Забыть! Страшное слово, в котором таится покой, измена и грусть. Нельзя жить, не забывая, не примирившись с потерей, но невозможно также утешиться навсегда. Маленькие Фоксик, Франциска, Муш и родители никогда не уйдут окончательно из сердца и памяти Женни. И, вспоминая о них всех или о каждом порознь, она с трудом будет скрывать горечь и боль.

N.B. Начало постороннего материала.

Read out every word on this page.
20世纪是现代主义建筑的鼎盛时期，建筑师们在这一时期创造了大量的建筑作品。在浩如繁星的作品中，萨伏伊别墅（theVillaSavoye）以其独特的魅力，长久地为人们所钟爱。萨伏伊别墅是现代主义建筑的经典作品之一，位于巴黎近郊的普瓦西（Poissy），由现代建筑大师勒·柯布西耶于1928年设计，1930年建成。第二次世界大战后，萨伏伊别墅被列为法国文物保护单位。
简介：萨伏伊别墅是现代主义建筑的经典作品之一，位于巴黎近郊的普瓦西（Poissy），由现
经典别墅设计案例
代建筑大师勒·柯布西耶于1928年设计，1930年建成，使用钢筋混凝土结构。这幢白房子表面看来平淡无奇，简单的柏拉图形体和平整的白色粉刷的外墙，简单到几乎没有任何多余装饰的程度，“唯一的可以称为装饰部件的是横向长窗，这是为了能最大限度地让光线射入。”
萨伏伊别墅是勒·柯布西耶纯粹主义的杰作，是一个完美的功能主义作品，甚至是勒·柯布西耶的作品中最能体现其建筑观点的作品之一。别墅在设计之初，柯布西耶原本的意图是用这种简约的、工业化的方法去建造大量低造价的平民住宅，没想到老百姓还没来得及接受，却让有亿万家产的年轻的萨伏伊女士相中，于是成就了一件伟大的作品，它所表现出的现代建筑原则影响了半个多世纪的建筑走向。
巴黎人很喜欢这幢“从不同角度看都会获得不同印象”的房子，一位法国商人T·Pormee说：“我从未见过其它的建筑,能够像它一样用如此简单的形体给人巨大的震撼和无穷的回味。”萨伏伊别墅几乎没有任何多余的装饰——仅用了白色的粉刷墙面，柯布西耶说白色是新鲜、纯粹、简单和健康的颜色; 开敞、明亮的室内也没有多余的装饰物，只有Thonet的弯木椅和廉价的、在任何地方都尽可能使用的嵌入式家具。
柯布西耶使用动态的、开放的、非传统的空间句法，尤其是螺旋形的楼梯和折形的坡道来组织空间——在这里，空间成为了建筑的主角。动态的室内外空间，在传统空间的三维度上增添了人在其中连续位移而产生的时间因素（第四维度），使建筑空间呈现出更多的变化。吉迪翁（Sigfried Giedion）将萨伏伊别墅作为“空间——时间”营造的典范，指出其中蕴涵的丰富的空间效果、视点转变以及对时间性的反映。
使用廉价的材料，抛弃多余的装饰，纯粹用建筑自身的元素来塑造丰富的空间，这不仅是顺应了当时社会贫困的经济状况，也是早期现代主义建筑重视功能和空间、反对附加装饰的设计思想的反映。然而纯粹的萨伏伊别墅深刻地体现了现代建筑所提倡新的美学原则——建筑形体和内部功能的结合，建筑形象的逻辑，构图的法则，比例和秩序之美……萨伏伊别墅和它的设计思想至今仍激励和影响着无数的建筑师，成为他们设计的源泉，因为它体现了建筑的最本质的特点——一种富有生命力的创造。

Стоя в слезах над могилой матери, Женни Маркс вспоминала свое детство и юность. Нет больше в живых ни Людвига и Каролины фон Вестфален, ни советника юстиции Генриха Маркса. Умер директор гимназии, где учился Карл, старик Внттенбах, гордившийся исторической славой родного Трира и своим знакомством с великим Гёте. Исчезла с улицы вывеска книготорговца Монтиньи — якобинца, в лавке которого столько часов провел некогда юный Маркс.

Возвращаясь с кладбища, Женни долго смотрела на зеленеющие виноградиики, спускающиеся к городу с окрестных холмов, на светлые, медленно текущие воды Мозеля, на пожелтевшие от знойного солнца луга.

На улицах Трира она встречала много знакомых. Юноши и девушки стали уже зрелыми людьми, женщины, которых она знала в цвете лет, заметно состарились. Черные шляпки с матерчатыми цветами поверх седых буклей, подвязанные под отвислым подбородком, особенно подчеркивали их преклонный возраст. Все в городе выражали Женни сочувствие по поводу смерти баронессы Вестфален. Старики при этом заметно мрачнели.

— Подходит и наше время, — говорили они робко.

Траурные платья с плерезами и черные вуали нисколько не портили внешности старших дочерей Женни. Они казались еще миловиднее. Двенадцатилетняя Женни была похожа на своего отца. Те же темные, густые, блестящие волосы и яркие, умные, ласковые глаза. Смуглое лицо, маленькие, полные губы придавали ей сходство с креолкой.